This may be both the strength and the weakness of the movie itself. Kaufman's purported genius has always eluded me. Ostensibly, it lay, I imagine, in his metaphorically giving the finger to his audience while entertaining them at the same time. That audience, ultimately discovering that it was the butt of the joke, then was able to go a step further and become a willing part of the act, allowing them all to feel superior to the uninitiated masses still deluded enough to be on the outside looking in. Kaufman's act became, then, a kind of exclusive comic club, a collective act of defiance against the social norms of theatrical convention and good taste. Thus, we see him in the film reading the entire novel `The Great Gatsby' verbatim to a stunned and ultimately hostile college audience; we see him wrestling women while spouting inflammatory chauvinistic rhetoric and deliberately muffing his lines on live national television in a brilliant blurring of the line between reality and theatricality. The problem, however, is that iconoclasm has never been a source of humor in itself, and much of Kaufman's act and persona came across as heavy-handed, smug and self-conscious, particularly in his grating Lithuanian `Taxi' character. In short, Kaufman always seemed too full of himself and so dazzled by his own cleverness and cuteness to ever be truly funny. It was like he was always pointing his thumbs back at himself saying, `Look how funny I am.' Such unctiousness inspires us not to laugh.

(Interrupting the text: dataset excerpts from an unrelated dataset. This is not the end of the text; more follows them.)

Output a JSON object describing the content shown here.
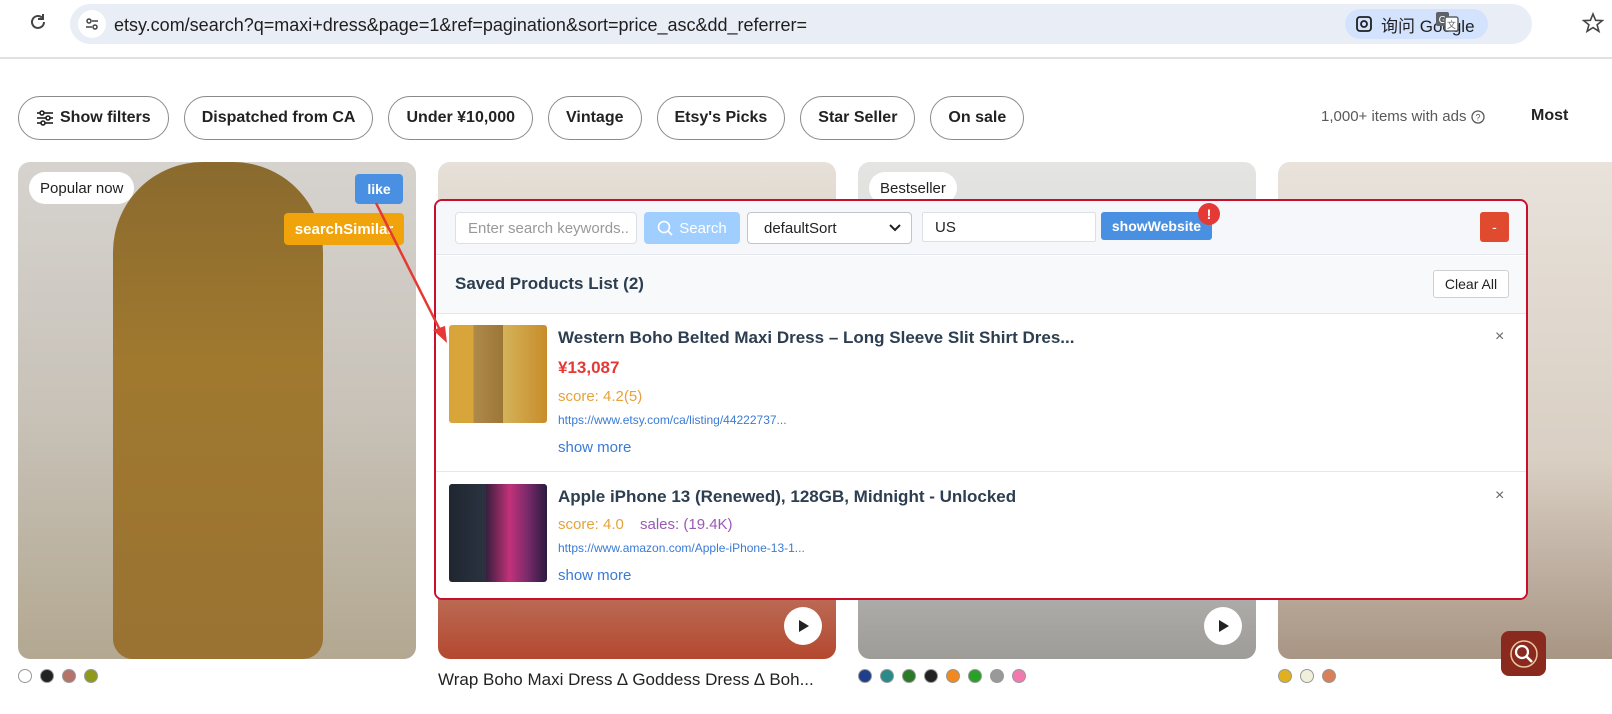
{
  "browser": {
    "url": "etsy.com/search?q=maxi+dress&page=1&ref=pagination&sort=price_asc&dd_referrer=",
    "lens_label": "询问 Google"
  },
  "filters": {
    "show_filters": "Show filters",
    "chips": [
      "Dispatched from CA",
      "Under ¥10,000",
      "Vintage",
      "Etsy's Picks",
      "Star Seller",
      "On sale"
    ],
    "items_count": "1,000+ items with ads",
    "sort_label": "Most"
  },
  "cards": {
    "card1_badge": "Popular now",
    "card3_badge": "Bestseller",
    "like_label": "like",
    "search_similar_label": "searchSimilar",
    "card2_title": "Wrap Boho Maxi Dress ∆ Goddess Dress ∆ Boh...",
    "swatches1": [
      "#ffffff",
      "#222222",
      "#b5746a",
      "#8f9a1a"
    ],
    "swatches3": [
      "#1f3f8a",
      "#2a8a8a",
      "#2a7a2a",
      "#222222",
      "#f08a20",
      "#2aa02a",
      "#999999",
      "#f07ab0"
    ],
    "swatches4": [
      "#e0b020",
      "#f0f0dc",
      "#d8805a"
    ]
  },
  "plugin": {
    "keyword_placeholder": "Enter search keywords..",
    "search_label": "Search",
    "sort_value": "defaultSort",
    "region_value": "US",
    "show_website_label": "showWebsite",
    "alert_badge": "!",
    "collapse_label": "-",
    "list_title": "Saved Products List (2)",
    "clear_all_label": "Clear All",
    "items": [
      {
        "title": "Western Boho Belted Maxi Dress – Long Sleeve Slit Shirt Dres...",
        "price": "¥13,087",
        "score": "score: 4.2(5)",
        "url": "https://www.etsy.com/ca/listing/44222737...",
        "more": "show more",
        "close": "×"
      },
      {
        "title": "Apple iPhone 13 (Renewed), 128GB, Midnight - Unlocked",
        "score": "score: 4.0",
        "sales": "sales: (19.4K)",
        "url": "https://www.amazon.com/Apple-iPhone-13-1...",
        "more": "show more",
        "close": "×"
      }
    ]
  },
  "colors": {
    "panel_border": "#c8102e",
    "like_blue": "#4a90e2",
    "search_similar_orange": "#f0a30a",
    "price_red": "#e53935",
    "score_orange": "#e6a23c",
    "sales_purple": "#9b59b6",
    "link_blue": "#3a7bd5"
  }
}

The film itself is an uneven study of the man. The first half is particularly shaky. After a clever 5-minute view of Kaufman as a performance-obsessed child, we move to his young adulthood where we see him bombing in a local nightclub with an act so aggressively unfunny that we cannot even imagine that it could possibly be real. Then, virtually in the blink of an eye, he is discovered by his future manager, again, in a scene of staggering incredibility, in which Kaufman somehow manages to reduce his audience to helpless laughter with material that couldn't possibly evoke even titters let alone room-shaking guffaws. Before we know it, Kaufman has somehow landed a hosting job on `Saturday Night Live' (yet another bad performance) and has become so much in demand that he not only secures a role in a new sitcom, `Taxi,' but is allowed to make all sorts of demands from the producers in exchange for his services. The chronicle of his meteoric rise to fame simply lacks the detail necessary to make it credible.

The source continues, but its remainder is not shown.